There are millions of Americans taking one of several proton pump inhibitors or PPIs.  These drugs are both prescription and over the counter.  Taken primarily for heartburn, many versions have simply become part of our lifestyle.  Television and magazine advertisements depict their use as a healthy lifestyle change.  Most people are unaware of just how detrimental these acid blockers are.  They are not the equivalent to taking a calcium-based antacid.  While these too may have their issues, they are benign in comparison.

Proton pump inhibitors, such as omeprazole (Prilosec), esomeprazole (Nexium), or lansoprazole (Prevacid), work by shutting off the stomach’s production of hydrochloric acid.  This is the goal, unfortunately, for most individuals experiencing heartburn.  There is an assumption that, because individuals are feeling the effects of the acid in their esophagus, excessive hydrochloric acid production is the problem.  This is just not the case.  In fact, most people with GERD (gastro esophageal reflux disease) do not produce enough hydrochloric acid.  As we get older, the stomach tends to produce less acid.  Blocking its production can significantly limit our body’s ability to effectively digest and absorb nutrients.

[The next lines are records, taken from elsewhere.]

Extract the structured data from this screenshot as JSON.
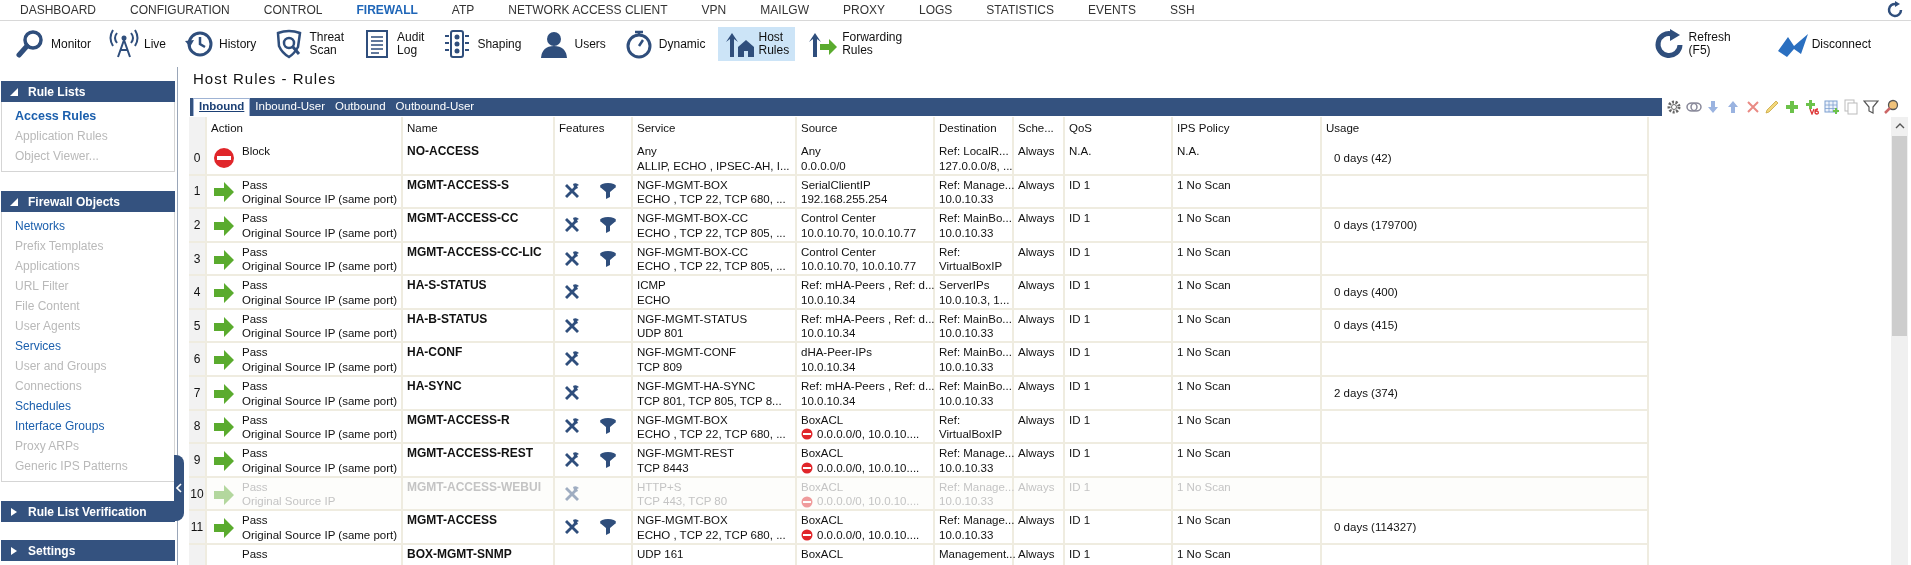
{
  "top_nav": [
    {
      "label": "DASHBOARD",
      "selected": false
    },
    {
      "label": "CONFIGURATION",
      "selected": false
    },
    {
      "label": "CONTROL",
      "selected": false
    },
    {
      "label": "FIREWALL",
      "selected": true
    },
    {
      "label": "ATP",
      "selected": false
    },
    {
      "label": "NETWORK ACCESS CLIENT",
      "selected": false
    },
    {
      "label": "VPN",
      "selected": false
    },
    {
      "label": "MAILGW",
      "selected": false
    },
    {
      "label": "PROXY",
      "selected": false
    },
    {
      "label": "LOGS",
      "selected": false
    },
    {
      "label": "STATISTICS",
      "selected": false
    },
    {
      "label": "EVENTS",
      "selected": false
    },
    {
      "label": "SSH",
      "selected": false
    }
  ],
  "toolbar": [
    {
      "kind": "monitor",
      "label": "Monitor",
      "selected": false
    },
    {
      "kind": "live",
      "label": "Live",
      "selected": false
    },
    {
      "kind": "history",
      "label": "History",
      "selected": false
    },
    {
      "kind": "threat",
      "label": "Threat Scan",
      "selected": false
    },
    {
      "kind": "audit",
      "label": "Audit Log",
      "selected": false
    },
    {
      "kind": "shaping",
      "label": "Shaping",
      "selected": false
    },
    {
      "kind": "users",
      "label": "Users",
      "selected": false
    },
    {
      "kind": "dynamic",
      "label": "Dynamic",
      "selected": false
    },
    {
      "kind": "host",
      "label": "Host Rules",
      "selected": true
    },
    {
      "kind": "forwarding",
      "label": "Forwarding Rules",
      "selected": false
    }
  ],
  "toolbar_right": [
    {
      "kind": "refresh",
      "label": "Refresh (F5)"
    },
    {
      "kind": "disconnect",
      "label": "Disconnect"
    }
  ],
  "sidebar": [
    {
      "title": "Rule Lists",
      "expanded": true,
      "items": [
        {
          "label": "Access Rules",
          "enabled": true,
          "selected": true
        },
        {
          "label": "Application Rules",
          "enabled": false,
          "selected": false
        },
        {
          "label": "Object Viewer...",
          "enabled": false,
          "selected": false
        }
      ]
    },
    {
      "title": "Firewall Objects",
      "expanded": true,
      "items": [
        {
          "label": "Networks",
          "enabled": true,
          "selected": false
        },
        {
          "label": "Prefix Templates",
          "enabled": false,
          "selected": false
        },
        {
          "label": "Applications",
          "enabled": false,
          "selected": false
        },
        {
          "label": "URL Filter",
          "enabled": false,
          "selected": false
        },
        {
          "label": "File Content",
          "enabled": false,
          "selected": false
        },
        {
          "label": "User Agents",
          "enabled": false,
          "selected": false
        },
        {
          "label": "Services",
          "enabled": true,
          "selected": false
        },
        {
          "label": "User and Groups",
          "enabled": false,
          "selected": false
        },
        {
          "label": "Connections",
          "enabled": false,
          "selected": false
        },
        {
          "label": "Schedules",
          "enabled": true,
          "selected": false
        },
        {
          "label": "Interface Groups",
          "enabled": true,
          "selected": false
        },
        {
          "label": "Proxy ARPs",
          "enabled": false,
          "selected": false
        },
        {
          "label": "Generic IPS Patterns",
          "enabled": false,
          "selected": false
        }
      ]
    },
    {
      "title": "Rule List Verification",
      "expanded": false
    },
    {
      "title": "Settings",
      "expanded": false
    }
  ],
  "page_title": "Host Rules - Rules",
  "tabs": [
    {
      "label": "Inbound",
      "selected": true
    },
    {
      "label": "Inbound-User",
      "selected": false
    },
    {
      "label": "Outbound",
      "selected": false
    },
    {
      "label": "Outbound-User",
      "selected": false
    }
  ],
  "table": {
    "columns": [
      "Action",
      "Name",
      "Features",
      "Service",
      "Source",
      "Destination",
      "Sche...",
      "QoS",
      "IPS Policy",
      "Usage"
    ],
    "rows": [
      {
        "number": "0",
        "kind": "block",
        "action_label": "Block",
        "name": "NO-ACCESS",
        "tools": false,
        "filter": false,
        "service": [
          "Any",
          "ALLIP, ECHO , IPSEC-AH, I..."
        ],
        "source": [
          "Any",
          "0.0.0.0/0"
        ],
        "source_negated": false,
        "destination": [
          "Ref: LocalR...",
          "127.0.0.0/8, ..."
        ],
        "schedule": "Always",
        "qos": "N.A.",
        "ips": "N.A.",
        "usage": "0 days (42)",
        "disabled": false
      },
      {
        "number": "1",
        "kind": "pass",
        "action_label": "Pass",
        "nat": "Original Source IP (same port)",
        "name": "MGMT-ACCESS-S",
        "tools": true,
        "filter": true,
        "service": [
          "NGF-MGMT-BOX",
          "ECHO , TCP 22, TCP 680, ..."
        ],
        "source": [
          "SerialClientIP",
          "192.168.255.254"
        ],
        "source_negated": false,
        "destination": [
          "Ref: Manage...",
          "10.0.10.33"
        ],
        "schedule": "Always",
        "qos": "ID 1",
        "ips": "1 No Scan",
        "disabled": false
      },
      {
        "number": "2",
        "kind": "pass",
        "action_label": "Pass",
        "nat": "Original Source IP (same port)",
        "name": "MGMT-ACCESS-CC",
        "tools": true,
        "filter": true,
        "service": [
          "NGF-MGMT-BOX-CC",
          "ECHO , TCP 22, TCP 805, ..."
        ],
        "source": [
          "Control Center",
          "10.0.10.70, 10.0.10.77"
        ],
        "source_negated": false,
        "destination": [
          "Ref: MainBo...",
          "10.0.10.33"
        ],
        "schedule": "Always",
        "qos": "ID 1",
        "ips": "1 No Scan",
        "usage": "0 days (179700)",
        "disabled": false
      },
      {
        "number": "3",
        "kind": "pass",
        "action_label": "Pass",
        "nat": "Original Source IP (same port)",
        "name": "MGMT-ACCESS-CC-LIC",
        "tools": true,
        "filter": true,
        "service": [
          "NGF-MGMT-BOX-CC",
          "ECHO , TCP 22, TCP 805, ..."
        ],
        "source": [
          "Control Center",
          "10.0.10.70, 10.0.10.77"
        ],
        "source_negated": false,
        "destination": [
          "Ref:",
          "VirtualBoxIP"
        ],
        "schedule": "Always",
        "qos": "ID 1",
        "ips": "1 No Scan",
        "disabled": false
      },
      {
        "number": "4",
        "kind": "pass",
        "action_label": "Pass",
        "nat": "Original Source IP (same port)",
        "name": "HA-S-STATUS",
        "tools": true,
        "filter": false,
        "service": [
          "ICMP",
          "ECHO"
        ],
        "source": [
          "Ref: mHA-Peers , Ref: d...",
          "10.0.10.34"
        ],
        "source_negated": false,
        "destination": [
          "ServerIPs",
          "10.0.10.3, 1..."
        ],
        "schedule": "Always",
        "qos": "ID 1",
        "ips": "1 No Scan",
        "usage": "0 days (400)",
        "disabled": false
      },
      {
        "number": "5",
        "kind": "pass",
        "action_label": "Pass",
        "nat": "Original Source IP (same port)",
        "name": "HA-B-STATUS",
        "tools": true,
        "filter": false,
        "service": [
          "NGF-MGMT-STATUS",
          "UDP 801"
        ],
        "source": [
          "Ref: mHA-Peers , Ref: d...",
          "10.0.10.34"
        ],
        "source_negated": false,
        "destination": [
          "Ref: MainBo...",
          "10.0.10.33"
        ],
        "schedule": "Always",
        "qos": "ID 1",
        "ips": "1 No Scan",
        "usage": "0 days (415)",
        "disabled": false
      },
      {
        "number": "6",
        "kind": "pass",
        "action_label": "Pass",
        "nat": "Original Source IP (same port)",
        "name": "HA-CONF",
        "tools": true,
        "filter": false,
        "service": [
          "NGF-MGMT-CONF",
          "TCP 809"
        ],
        "source": [
          "dHA-Peer-IPs",
          "10.0.10.34"
        ],
        "source_negated": false,
        "destination": [
          "Ref: MainBo...",
          "10.0.10.33"
        ],
        "schedule": "Always",
        "qos": "ID 1",
        "ips": "1 No Scan",
        "disabled": false
      },
      {
        "number": "7",
        "kind": "pass",
        "action_label": "Pass",
        "nat": "Original Source IP (same port)",
        "name": "HA-SYNC",
        "tools": true,
        "filter": false,
        "service": [
          "NGF-MGMT-HA-SYNC",
          "TCP 801, TCP 805, TCP 8..."
        ],
        "source": [
          "Ref: mHA-Peers , Ref: d...",
          "10.0.10.34"
        ],
        "source_negated": false,
        "destination": [
          "Ref: MainBo...",
          "10.0.10.33"
        ],
        "schedule": "Always",
        "qos": "ID 1",
        "ips": "1 No Scan",
        "usage": "2 days (374)",
        "disabled": false
      },
      {
        "number": "8",
        "kind": "pass",
        "action_label": "Pass",
        "nat": "Original Source IP (same port)",
        "name": "MGMT-ACCESS-R",
        "tools": true,
        "filter": true,
        "service": [
          "NGF-MGMT-BOX",
          "ECHO , TCP 22, TCP 680, ..."
        ],
        "source": [
          "BoxACL",
          "0.0.0.0/0, 10.0.10...."
        ],
        "source_negated": true,
        "destination": [
          "Ref:",
          "VirtualBoxIP"
        ],
        "schedule": "Always",
        "qos": "ID 1",
        "ips": "1 No Scan",
        "disabled": false
      },
      {
        "number": "9",
        "kind": "pass",
        "action_label": "Pass",
        "nat": "Original Source IP (same port)",
        "name": "MGMT-ACCESS-REST",
        "tools": true,
        "filter": true,
        "service": [
          "NGF-MGMT-REST",
          "TCP 8443"
        ],
        "source": [
          "BoxACL",
          "0.0.0.0/0, 10.0.10...."
        ],
        "source_negated": true,
        "destination": [
          "Ref: Manage...",
          "10.0.10.33"
        ],
        "schedule": "Always",
        "qos": "ID 1",
        "ips": "1 No Scan",
        "disabled": false
      },
      {
        "number": "10",
        "kind": "pass",
        "action_label": "Pass",
        "nat": "Original Source IP",
        "name": "MGMT-ACCESS-WEBUI",
        "tools": true,
        "filter": false,
        "service": [
          "HTTP+S",
          "TCP 443, TCP 80"
        ],
        "source": [
          "BoxACL",
          "0.0.0.0/0, 10.0.10...."
        ],
        "source_negated": true,
        "destination": [
          "Ref: Manage...",
          "10.0.10.33"
        ],
        "schedule": "Always",
        "qos": "ID 1",
        "ips": "1 No Scan",
        "disabled": true
      },
      {
        "number": "11",
        "kind": "pass",
        "action_label": "Pass",
        "nat": "Original Source IP (same port)",
        "name": "MGMT-ACCESS",
        "tools": true,
        "filter": true,
        "service": [
          "NGF-MGMT-BOX",
          "ECHO , TCP 22, TCP 680, ..."
        ],
        "source": [
          "BoxACL",
          "0.0.0.0/0, 10.0.10...."
        ],
        "source_negated": true,
        "destination": [
          "Ref: Manage...",
          "10.0.10.33"
        ],
        "schedule": "Always",
        "qos": "ID 1",
        "ips": "1 No Scan",
        "usage": "0 days (114327)",
        "disabled": false
      },
      {
        "action_label": "Pass",
        "name": "BOX-MGMT-SNMP",
        "tools": false,
        "filter": false,
        "service": [
          "UDP 161"
        ],
        "source": [
          "BoxACL"
        ],
        "source_negated": false,
        "destination": [
          "Management..."
        ],
        "schedule": "Always",
        "qos": "ID 1",
        "ips": "1 No Scan",
        "disabled": false
      }
    ]
  }
}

PPIs also create an intestinal environment that is much more conducive to the growth or overgrowth of pathogens.  Clostridium difficile infections for instance are much more prevalent in PPI users.   This increased risk of infection combined with compromised digestion and/or reduced nutrient absorption can collectively explain many of the most common symptoms experienced by PPI users.  These include both diarrhea and constipation, as well as numerous psychological changes such as anxiety, dizziness or confusion, and mental fatigue.

There are however much more serious side effects that can dramatically alter an individual’s life.  Recent studies have demonstrated that there is a markedly increased risk for developing dementia, heart disease, damaged arteries, kidney disease, and bone loss, when using PPIs.

Heart burn and most stomach acid issues are caused by acid migrating out of the stomach and into other regions.  This is best treated by helping people digest their food better (going for a walk after a meal as opposed to sitting or lying down), eating smaller meals, or eating different foods! Avoiding certain dairy products, gluten, and soy-containing foods is able to help many.  Other individuals may need to skip coffee or wine. 

While there are no contraindications to using Liquid Hope or Nourish with any PPI, we here at Functional Formularies are always concerned with the health of the World.  Check with your physician to see if the PPI you may be using is warranted before trying some other, healthier, lifestyle or dietary changes first.